By: Selina
I don’t normally do this, especially for people outside of the movie industry, but I’m making an exception.
I could say that Chester Bennington counts toward the movie business due to his parts in Saw 3D: The Final Chapter (2010), Crank (2006), and Crank: High Voltage (2009), but that still wouldn’t be the reason I’m breaking from Trust the Dice’s normal film-core. The truth is much simpler than that.
Although we don’t really cover music in this blog, that doesn’t mean it doesn’t have a significant effect on our lives. Cat goes to concerts relatively constantly and I grew up in love with bands that helped me feel anything but what I was forced to feel.
As one part of Linkin Park, Chester Bennington has been an absolute constant in my life. I’ll be honest, I don’t have many of those. Constants, where people are concerned, are those that can be counted on to always be there to a point where not a single doubt occurs in one’s mind. I have three of those at this point in my life, but when I was a teenager that number was effectively zero. My constants could only come in the form of entertainment.
Linkin Park was one of those constants that I could count on.
“It’s just a band.”
People say things like that, but they’re wrong. Obviously, I didn’t know Bennington personally. As cool as that would have been, I don’t feel that’s a requirement to grieve his death.
I was sixteen-years-old when Linkin Park came out with Hybrid Theory. I had been suffering for three years at that time. There was no naivety left for me, no childhood. The world was a bleak place and I was dealing with everything alone. My mother was so fed up with my inability to open up that she was convinced I was using or dealing drugs. Despite experimentations, that was never the case… but home life was no longer a break from the rest of the terrible world.
When I was thirteen, I was sexually assaulted by a man that lived in my neighborhood. I pressed charges, but the police officers treated me like a criminal and the prosecutor continuously, and publicly, dragged me out of class every single day. On top of that, she was cruel. It got to the point where I had to agree to let him plea because no one wanted to deal with it. Meanwhile, whenever his girlfriend ran into me on the street she verbally assaulted me however she could.
It was around that time that a friend of mine killed himself. He was a good guy that I greatly admired.
I stopped bothering with school. I was depressed and embarrassed. I felt guilty and as if I were worth nothing. I quit dance class and I hid in my room whenever possible.
Teenage me didn’t handle things well. My mom kept putting me into therapy with these “world-renowned” psychologists that couldn’t earn so much as an iota of my trust. She wound up spending money we didn’t have on sessions where the therapists would do their busy work while I sat there staring at a wall for an hour.
I was in a dark place. I can’t even logically express just how dark. The few friends I had made in early high school didn’t last long – though that wasn’t such a bad thing. They weren’t the greatest people in the world.
The first time I heard Linkin Park, the song was “One Step Closer” and I latched onto it like it was as necessary as air. I bought Hybrid Theory the moment I had the money and listened to it on repeat for months. I would scream along with each song at the top of my lungs. I’m sure it pissed off all my neighbors spectacularly… but every time I screamed I felt a little better.
I honestly believe that album was instrumental to getting me to a point where I felt ready to open up. It wasn’t the only factor, but I think it was a very large one.

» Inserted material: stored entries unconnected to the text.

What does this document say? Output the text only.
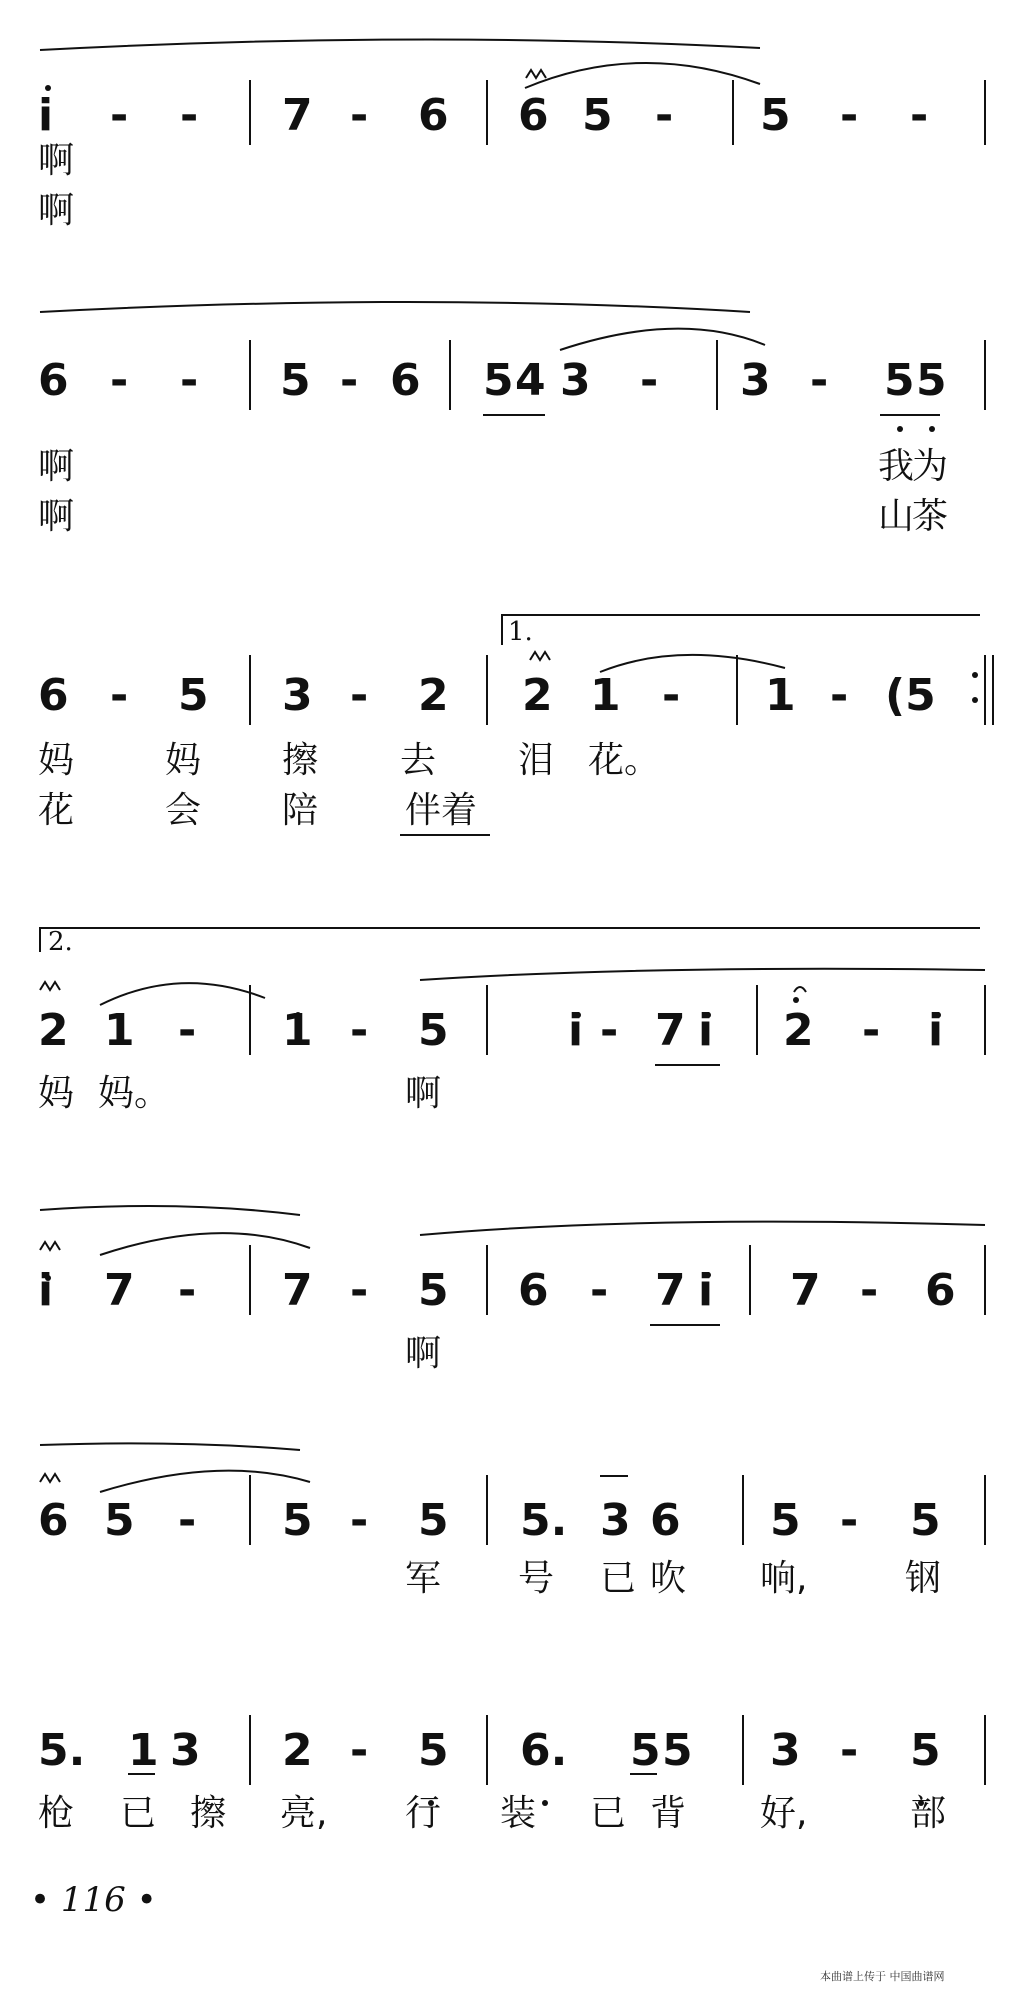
i - - 7 - 6 6 5 - 5 - -
6 - - 5 - 6 5 4 3 - 3 - 5 5
6 - 5 3 - 2 2 1 - 1 - (5
2 1 - 1 - 5	i - 7 i 2 - i
i 7 - 7 - 5 6 - 7 i 7 - 6
6 5 - 5 - 5 5. 3 6 5 - 5
5. 1 3 2 - 5 6. 5 5 3 - 5
1.
2.
啊
啊
啊	我
为
啊	山
茶
妈	妈 擦 去 泪 花。
花	会 陪 伴着
妈 妈。	啊
啊
军 号 已 吹 响,	钢
枪 已 擦 亮, 行 装 已 背 好,	部
• 116 •
本曲谱上传于 中国曲谱网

It wasn’t long after that when I agreed to meet with someone at the Jewish Board of Family Services. They funded a school for teenagers with emotional problems, Thomas Askins. The one requirement for that school was that I had to go to therapy to be enrolled. I started talking to a woman that was just starting out as a therapist, I was her first client. She earned my trust within days. Through that school I met one of the people that would become a constant in my life and my mother and I were able to begin mending our relationship.

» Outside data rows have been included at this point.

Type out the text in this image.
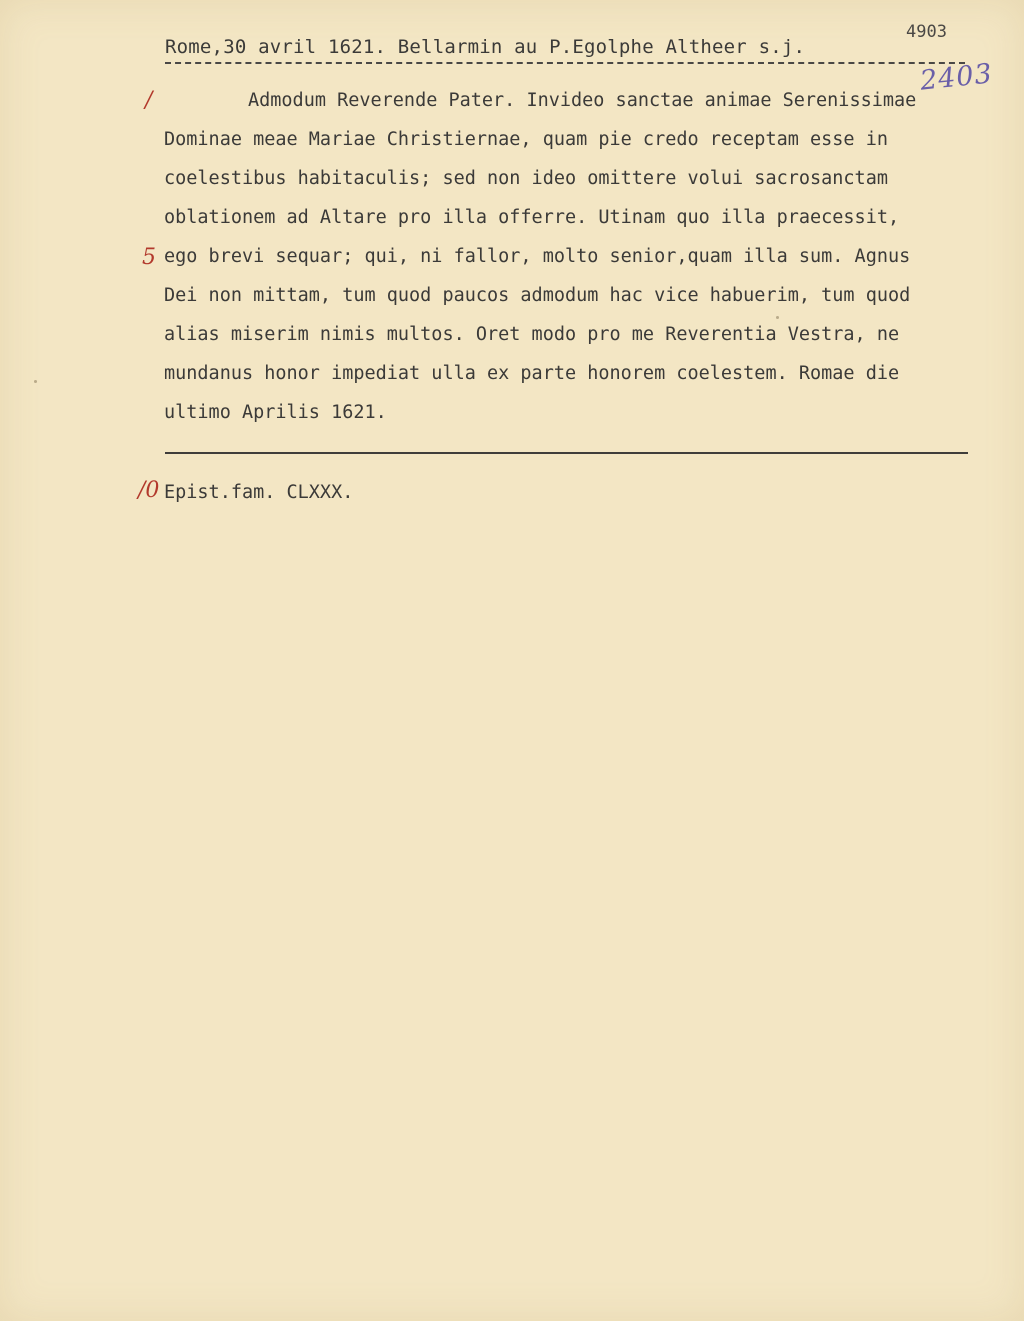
Rome,30 avril 1621. Bellarmin au P.Egolphe Altheer s.j.
4903
2403
/
5
Admodum Reverende Pater. Invideo sanctae animae Serenissimae
Dominae meae Mariae Christiernae, quam pie credo receptam esse in
coelestibus habitaculis; sed non ideo omittere volui sacrosanctam
oblationem ad Altare pro illa offerre. Utinam quo illa praecessit,
ego brevi sequar; qui, ni fallor, molto senior,quam illa sum. Agnus
Dei non mittam, tum quod paucos admodum hac vice habuerim, tum quod
alias miserim nimis multos. Oret modo pro me Reverentia Vestra, ne
mundanus honor impediat ulla ex parte honorem coelestem. Romae die
ultimo Aprilis 1621.
/0 Epist.fam. CLXXX.
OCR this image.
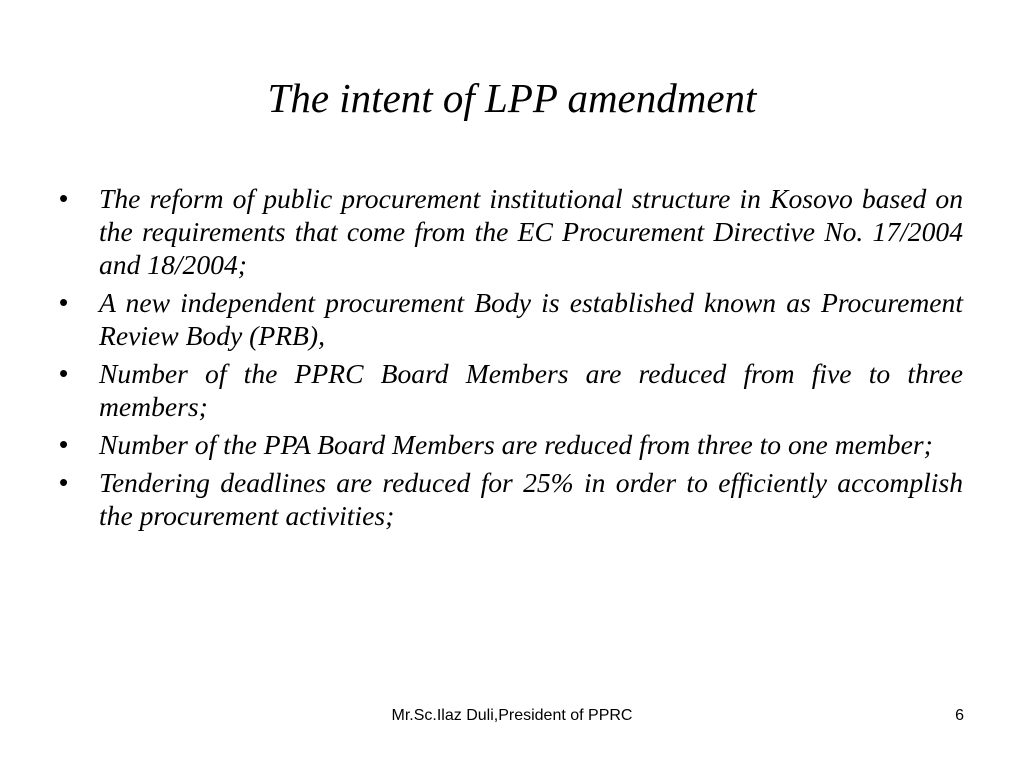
The intent of LPP amendment
• The reform of public procurement institutional structure in Kosovo based on the requirements that come from the EC Procurement Directive No. 17/2004 and 18/2004;
• A new independent procurement Body is established known as Procurement Review Body (PRB),
• Number of the PPRC Board Members are reduced from five to three members;
• Number of the PPA Board Members are reduced from three to one member;
• Tendering deadlines are reduced for 25% in order to efficiently accomplish the procurement activities;
Mr.Sc.Ilaz Duli,President of PPRC	6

Would Thomas Askins have worked out if I wasn’t so read to open up? No, I don’t believe it would have.
Since then, whenever I have been at my lowest, I listen to Linkin Park. Not always their first album, a lot of their stuff has the same effect on me as Hybrid Theory did.
Recently, when I had the suicidal ideation side effects from one of my medications, “Heavy” was a song that clicked with me like nothing else had in a very long time.
Chester Bennington’s death was a huge shock. He has touched so many lives. I know of many people that have stories like mine where Linkin Park’s music gave them the strength they needed to fix themselves.
I don’t think I need to know Bennington personally to mourn him. He’s done more for me without knowing my name than people who share my blood have. He was a muse to this world and a savior to so many. I can only hope he knew that.
Rest in peace, Chester. And thank you, for everything.